EL ESCRIBIDOR AUTOR Eugenio Orellana 24 DE AGOSTO DE 2012 22:00 h

Propongo que se eliminen para siempre los prólogos y que de alguna manera se controle la publicidad fraudulenta y mañosa del mundo comercial. Que libros y artículos se impongan por lo que son y no por lo que se dice que son. Firmado: Westinghouse Pereira.

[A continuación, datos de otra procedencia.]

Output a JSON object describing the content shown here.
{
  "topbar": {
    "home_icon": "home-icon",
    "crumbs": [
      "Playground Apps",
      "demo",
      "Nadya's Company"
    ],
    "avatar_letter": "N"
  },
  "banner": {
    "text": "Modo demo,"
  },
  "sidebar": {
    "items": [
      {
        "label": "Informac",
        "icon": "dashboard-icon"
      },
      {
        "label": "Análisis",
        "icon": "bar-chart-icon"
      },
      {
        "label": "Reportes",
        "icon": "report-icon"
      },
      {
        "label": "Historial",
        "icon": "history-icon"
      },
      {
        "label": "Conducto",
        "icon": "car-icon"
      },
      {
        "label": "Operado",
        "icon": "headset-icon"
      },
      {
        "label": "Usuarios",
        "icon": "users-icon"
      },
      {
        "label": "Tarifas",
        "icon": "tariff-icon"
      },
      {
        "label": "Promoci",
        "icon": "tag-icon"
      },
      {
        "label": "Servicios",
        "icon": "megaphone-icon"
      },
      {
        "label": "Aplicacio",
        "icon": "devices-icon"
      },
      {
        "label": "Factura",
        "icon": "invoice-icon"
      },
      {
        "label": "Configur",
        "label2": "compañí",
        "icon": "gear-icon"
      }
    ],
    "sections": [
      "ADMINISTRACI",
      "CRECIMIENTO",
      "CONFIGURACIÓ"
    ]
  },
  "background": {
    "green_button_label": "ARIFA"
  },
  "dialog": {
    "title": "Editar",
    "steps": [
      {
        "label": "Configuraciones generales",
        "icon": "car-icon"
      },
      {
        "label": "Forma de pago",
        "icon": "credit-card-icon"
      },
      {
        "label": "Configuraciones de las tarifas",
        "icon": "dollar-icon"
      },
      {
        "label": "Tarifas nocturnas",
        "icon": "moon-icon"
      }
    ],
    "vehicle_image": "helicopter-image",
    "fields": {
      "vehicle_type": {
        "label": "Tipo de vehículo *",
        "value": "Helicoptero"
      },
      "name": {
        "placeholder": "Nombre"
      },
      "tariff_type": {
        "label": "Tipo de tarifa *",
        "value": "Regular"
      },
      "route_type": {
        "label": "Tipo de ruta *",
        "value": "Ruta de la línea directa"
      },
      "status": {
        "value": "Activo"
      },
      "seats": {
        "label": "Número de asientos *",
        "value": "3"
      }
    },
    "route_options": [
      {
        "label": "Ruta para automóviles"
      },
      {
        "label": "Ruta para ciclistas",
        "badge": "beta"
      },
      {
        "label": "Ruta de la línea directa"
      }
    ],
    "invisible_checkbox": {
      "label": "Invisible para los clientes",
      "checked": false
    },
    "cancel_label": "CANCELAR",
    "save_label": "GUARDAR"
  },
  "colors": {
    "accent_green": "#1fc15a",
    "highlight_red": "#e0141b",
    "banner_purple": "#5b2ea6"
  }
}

Me temo que muchos de los prólogos que se escriben para elogiar un libro consigan todo lo contrario; que el que se aprestaba a disfrutar la lectura sin inducciones ni anticipos de dudosa veracidad desista de hacerlo o comience por cubrirse con una gruesa capa de suspicacia respecto de lo que se dice de él y de lo que el libro promete ser. Porque ya es cosa sabida que quienes «tienen la gentileza» de aceptar escribir un prólogo saben que deben exponer profusamente las más encendidas loas a la obra aunque no la hayan leído. O que, después de leerla, les haya parecido apenas de regular a mediocre.

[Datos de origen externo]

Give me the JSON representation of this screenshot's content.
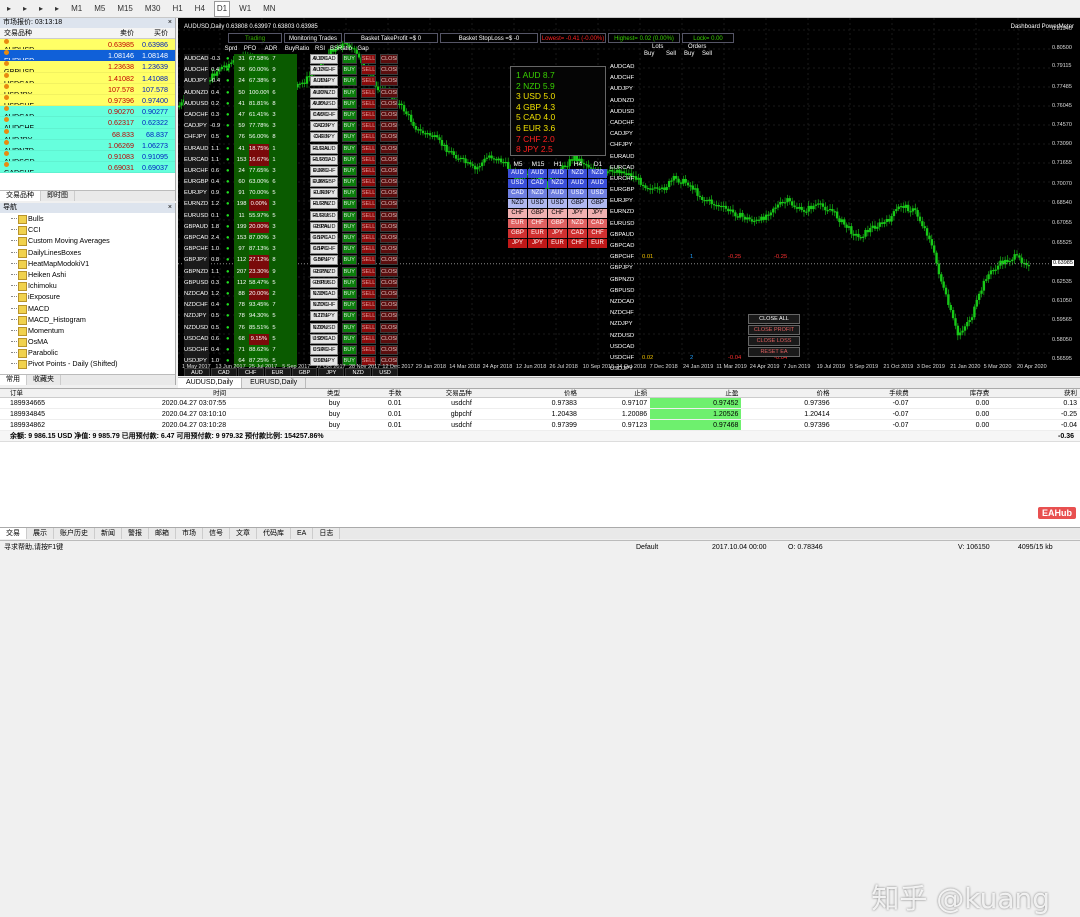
{
  "toolbar": {
    "items": [
      "M1",
      "M5",
      "M15",
      "M30",
      "H1",
      "H4",
      "D1",
      "W1",
      "MN"
    ],
    "active": "D1"
  },
  "market_watch": {
    "title": "市场报价: 03:13:18",
    "headers": [
      "交易品种",
      "卖价",
      "买价"
    ],
    "rows": [
      {
        "symbol": "AUDUSD",
        "bid": "0.63985",
        "ask": "0.63986",
        "bg": "#ffff66"
      },
      {
        "symbol": "EURUSD",
        "bid": "1.08146",
        "ask": "1.08148",
        "bg": "#1060d8",
        "selected": true
      },
      {
        "symbol": "GBPUSD",
        "bid": "1.23638",
        "ask": "1.23639",
        "bg": "#ffff66"
      },
      {
        "symbol": "USDCAD",
        "bid": "1.41082",
        "ask": "1.41088",
        "bg": "#ffff66"
      },
      {
        "symbol": "USDJPY",
        "bid": "107.578",
        "ask": "107.578",
        "bg": "#ffff66"
      },
      {
        "symbol": "USDCHF",
        "bid": "0.97396",
        "ask": "0.97400",
        "bg": "#ffff66"
      },
      {
        "symbol": "AUDCAD",
        "bid": "0.90270",
        "ask": "0.90277",
        "bg": "#66ffdd"
      },
      {
        "symbol": "AUDCHF",
        "bid": "0.62317",
        "ask": "0.62322",
        "bg": "#66ffdd"
      },
      {
        "symbol": "AUDJPY",
        "bid": "68.833",
        "ask": "68.837",
        "bg": "#66ffdd"
      },
      {
        "symbol": "AUDNZD",
        "bid": "1.06269",
        "ask": "1.06273",
        "bg": "#66ffdd"
      },
      {
        "symbol": "AUDSGD",
        "bid": "0.91083",
        "ask": "0.91095",
        "bg": "#66ffdd"
      },
      {
        "symbol": "CADCHF",
        "bid": "0.69031",
        "ask": "0.69037",
        "bg": "#66ffdd"
      }
    ],
    "tabs": [
      "交易品种",
      "即时图"
    ]
  },
  "navigator": {
    "title": "导航",
    "items": [
      "Bulls",
      "CCI",
      "Custom Moving Averages",
      "DailyLinesBoxes",
      "HeatMapModokiV1",
      "Heiken Ashi",
      "Ichimoku",
      "iExposure",
      "MACD",
      "MACD_Histogram",
      "Momentum",
      "OsMA",
      "Parabolic",
      "Pivot Points - Daily (Shifted)"
    ],
    "tabs": [
      "常用",
      "收藏夹"
    ]
  },
  "chart": {
    "title": "AUDUSD,Daily  0.63808 0.63997 0.63803 0.63985",
    "indicator": "Dashboard PowerMeter",
    "status_bar": [
      {
        "label": "Trading",
        "color": "#38b000"
      },
      {
        "label": "Monitoring Trades",
        "color": "#ffffff"
      },
      {
        "label": "Basket TakeProfit =$ 0",
        "color": "#ffffff"
      },
      {
        "label": "Basket StopLoss =$ -0",
        "color": "#ffffff"
      },
      {
        "label": "Lowest= -0.41 (-0.00%)",
        "color": "#ff2020"
      },
      {
        "label": "Highest= 0.02 (0.00%)",
        "color": "#38d000"
      },
      {
        "label": "Lock= 0.00",
        "color": "#38d000"
      }
    ],
    "price_ticks": [
      "0.81940",
      "0.80500",
      "0.79115",
      "0.77485",
      "0.76045",
      "0.74570",
      "0.73090",
      "0.71655",
      "0.70070",
      "0.68540",
      "0.67055",
      "0.65525",
      "0.63985",
      "0.62535",
      "0.61050",
      "0.59565",
      "0.58050",
      "0.56595"
    ],
    "current_price": "0.63985",
    "date_ticks": [
      "1 May 2017",
      "13 Jun 2017",
      "25 Jul 2017",
      "5 Sep 2017",
      "17 Oct 2017",
      "28 Nov 2017",
      "12 Dec 2017",
      "29 Jan 2018",
      "14 Mar 2018",
      "24 Apr 2018",
      "12 Jun 2018",
      "26 Jul 2018",
      "10 Sep 2018",
      "24 Oct 2018",
      "7 Dec 2018",
      "24 Jan 2019",
      "11 Mar 2019",
      "24 Apr 2019",
      "7 Jun 2019",
      "19 Jul 2019",
      "5 Sep 2019",
      "21 Oct 2019",
      "3 Dec 2019",
      "21 Jan 2020",
      "5 Mar 2020",
      "20 Apr 2020"
    ],
    "price_series": [
      0.76,
      0.768,
      0.778,
      0.79,
      0.795,
      0.8,
      0.785,
      0.776,
      0.772,
      0.78,
      0.792,
      0.805,
      0.81,
      0.795,
      0.776,
      0.77,
      0.758,
      0.742,
      0.738,
      0.728,
      0.72,
      0.712,
      0.723,
      0.718,
      0.705,
      0.708,
      0.7,
      0.712,
      0.722,
      0.715,
      0.708,
      0.712,
      0.708,
      0.7,
      0.695,
      0.705,
      0.702,
      0.69,
      0.685,
      0.68,
      0.675,
      0.672,
      0.683,
      0.688,
      0.68,
      0.685,
      0.682,
      0.67,
      0.66,
      0.668,
      0.672,
      0.685,
      0.68,
      0.66,
      0.62,
      0.585,
      0.6,
      0.63,
      0.64,
      0.645,
      0.64
    ],
    "panel": {
      "headers": [
        "Sprd",
        "PFO",
        "ADR",
        "BuyRatio",
        "RSI",
        "BSRatio",
        "Gap"
      ],
      "pairs": [
        "AUDCAD",
        "AUDCHF",
        "AUDJPY",
        "AUDNZD",
        "AUDUSD",
        "CADCHF",
        "CADJPY",
        "CHFJPY",
        "EURAUD",
        "EURCAD",
        "EURCHF",
        "EURGBP",
        "EURJPY",
        "EURNZD",
        "EURUSD",
        "GBPAUD",
        "GBPCAD",
        "GBPCHF",
        "GBPJPY",
        "GBPNZD",
        "GBPUSD",
        "NZDCAD",
        "NZDCHF",
        "NZDJPY",
        "NZDUSD",
        "USDCAD",
        "USDCHF",
        "USDJPY"
      ],
      "pct": [
        "0.16%",
        "0.12%",
        "0.15%",
        "0.01%",
        "0.05%",
        "0.05%",
        "-0.12%",
        "-0.03%",
        "-0.11%",
        "-0.10%",
        "0.03%",
        "0.05%",
        "-0.06%",
        "-0.13%",
        "-0.11%",
        "-0.03%",
        "0.10%",
        "0.14%",
        "0.06%",
        "-0.15%",
        "-0.01%",
        "0.18%",
        "0.20%",
        "0.17%",
        "0.09%",
        "0.05%",
        "0.14%",
        "0.09%"
      ],
      "sprd": [
        "-0.3",
        "0.4",
        "-0.4",
        "0.4",
        "0.2",
        "0.3",
        "-0.9",
        "0.5",
        "1.1",
        "1.1",
        "0.6",
        "0.4",
        "0.9",
        "1.2",
        "0.1",
        "1.8",
        "2.4",
        "1.0",
        "0.8",
        "1.1",
        "0.3",
        "1.2",
        "0.4",
        "0.5",
        "0.5",
        "0.6",
        "0.4",
        "1.0"
      ],
      "adr": [
        "31",
        "36",
        "24",
        "50",
        "41",
        "47",
        "59",
        "76",
        "41",
        "153",
        "24",
        "60",
        "91",
        "198",
        "11",
        "199",
        "153",
        "97",
        "112",
        "207",
        "112",
        "88",
        "78",
        "78",
        "76",
        "68",
        "71",
        "64"
      ],
      "buyratio": [
        "67.58%",
        "60.00%",
        "67.38%",
        "100.00%",
        "81.81%",
        "61.41%",
        "77.78%",
        "56.00%",
        "18.75%",
        "16.67%",
        "77.65%",
        "63.00%",
        "70.00%",
        "0.00%",
        "55.97%",
        "20.00%",
        "87.00%",
        "87.13%",
        "27.12%",
        "23.30%",
        "58.47%",
        "20.00%",
        "93.45%",
        "94.30%",
        "85.51%",
        "9.15%",
        "88.62%",
        "87.25%"
      ],
      "rsi": [
        "7",
        "9",
        "9",
        "6",
        "8",
        "3",
        "3",
        "8",
        "1",
        "1",
        "3",
        "6",
        "5",
        "3",
        "5",
        "3",
        "3",
        "3",
        "8",
        "9",
        "5",
        "2",
        "7",
        "5",
        "5",
        "5",
        "7",
        "5"
      ],
      "buy": "BUY",
      "sell": "SELL",
      "close": "CLOSE",
      "currencies": [
        "AUD",
        "CAD",
        "CHF",
        "EUR",
        "GBP",
        "JPY",
        "NZD",
        "USD"
      ],
      "bottom_labels": {
        "buy": "BUY",
        "sell": "SELL",
        "close": "CLOSE"
      }
    },
    "strength": [
      {
        "label": "1 AUD 8.7",
        "color": "#38d000"
      },
      {
        "label": "2 NZD 5.9",
        "color": "#38d000"
      },
      {
        "label": "3 USD 5.0",
        "color": "#f0e000"
      },
      {
        "label": "4 GBP 4.3",
        "color": "#f0e000"
      },
      {
        "label": "5 CAD 4.0",
        "color": "#f0e000"
      },
      {
        "label": "6 EUR 3.6",
        "color": "#f0e000"
      },
      {
        "label": "7 CHF 2.0",
        "color": "#ff2020"
      },
      {
        "label": "8 JPY 2.5",
        "color": "#ff2020"
      }
    ],
    "tf_headers": [
      "M5",
      "M15",
      "H1",
      "H4",
      "D1"
    ],
    "tf_grid": [
      [
        "AUD",
        "AUD",
        "AUD",
        "NZD",
        "NZD"
      ],
      [
        "USD",
        "CAD",
        "NZD",
        "AUD",
        "AUD"
      ],
      [
        "CAD",
        "NZD",
        "AUD",
        "USD",
        "USD"
      ],
      [
        "NZD",
        "USD",
        "USD",
        "GBP",
        "GBP"
      ],
      [
        "CHF",
        "GBP",
        "CHF",
        "JPY",
        "JPY"
      ],
      [
        "EUR",
        "CHF",
        "GBP",
        "NZD",
        "CAD"
      ],
      [
        "GBP",
        "EUR",
        "JPY",
        "CAD",
        "CHF"
      ],
      [
        "JPY",
        "JPY",
        "EUR",
        "CHF",
        "EUR"
      ]
    ],
    "right_panel": {
      "headers": {
        "lots": "Lots",
        "orders": "Orders",
        "buy": "Buy",
        "sell": "Sell"
      },
      "gbpchf": {
        "buy": "0.01",
        "orders": "1",
        "pl": "-0.25",
        "lock": "-0.25"
      },
      "usdchf": {
        "buy": "0.02",
        "orders": "2",
        "pl": "-0.04",
        "lock": "-0.04"
      },
      "buttons": [
        "CLOSE ALL",
        "CLOSE PROFIT",
        "CLOSE LOSS",
        "RESET EA"
      ]
    }
  },
  "chart_tabs": [
    "AUDUSD,Daily",
    "EURUSD,Daily"
  ],
  "trades": {
    "headers": [
      "订单",
      "时间",
      "类型",
      "手数",
      "交易品种",
      "价格",
      "止损",
      "止盈",
      "价格",
      "手续费",
      "库存费",
      "获利"
    ],
    "rows": [
      [
        "189934665",
        "2020.04.27 03:07:55",
        "buy",
        "0.01",
        "usdchf",
        "0.97383",
        "0.97107",
        "0.97452",
        "0.97396",
        "-0.07",
        "0.00",
        "0.13"
      ],
      [
        "189934845",
        "2020.04.27 03:10:10",
        "buy",
        "0.01",
        "gbpchf",
        "1.20438",
        "1.20086",
        "1.20526",
        "1.20414",
        "-0.07",
        "0.00",
        "-0.25"
      ],
      [
        "189934862",
        "2020.04.27 03:10:28",
        "buy",
        "0.01",
        "usdchf",
        "0.97399",
        "0.97123",
        "0.97468",
        "0.97396",
        "-0.07",
        "0.00",
        "-0.04"
      ]
    ],
    "balance": "余额: 9 986.15 USD  净值: 9 985.79  已用预付款: 6.47  可用预付款: 9 979.32  预付款比例: 154257.86%",
    "balance_pl": "-0.36"
  },
  "bottom_tabs": [
    "交易",
    "展示",
    "账户历史",
    "新闻",
    "警报",
    "邮箱",
    "市场",
    "信号",
    "文章",
    "代码库",
    "EA",
    "日志"
  ],
  "status": {
    "help": "寻求帮助,请按F1键",
    "profile": "Default",
    "datetime": "2017.10.04 00:00",
    "o": "O: 0.78346",
    "v": "V: 106150",
    "traffic": "4095/15 kb"
  },
  "watermark": "知乎 @kuang",
  "badge": "EAHub"
}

De vez en cuando alguien me pide que le escriba una carta de recomendación. Si la persona es de mi confianza y accedo a hacerlo, le digo que la escriba él o ella y que me la mande para firmarla.

He mencionado antes en alguno de mis artículos por ahí la anécdota bastante simpática de aquel escritor que compuso una obra biográfica sobre la vida de un dictador caribeño. Una vez que la hubo terminado, pidió a un amigo suyo que escribiera el prólogo y éste, sin tomarse la molestia de leer el manuscrito, escribió algo que al dictador no le gustó; más bien, lo puso furioso. Y como algunos de estos señores tienen la costumbre de solucionar los problemas eliminándolos con un tiro en la cabeza, mandó que, mediante un telegrama, le dijeran al prologuista que tenía que presentarse para responder por lo que había escrito. Sintiendo ya que su propia cabeza rodaba hombros abajo, el compungido prologuista mandó un telegrama al dictador diciendo, simplemente: «Escribí prólogo. No leí libro». Esas cinco palabras le salvaron la vida.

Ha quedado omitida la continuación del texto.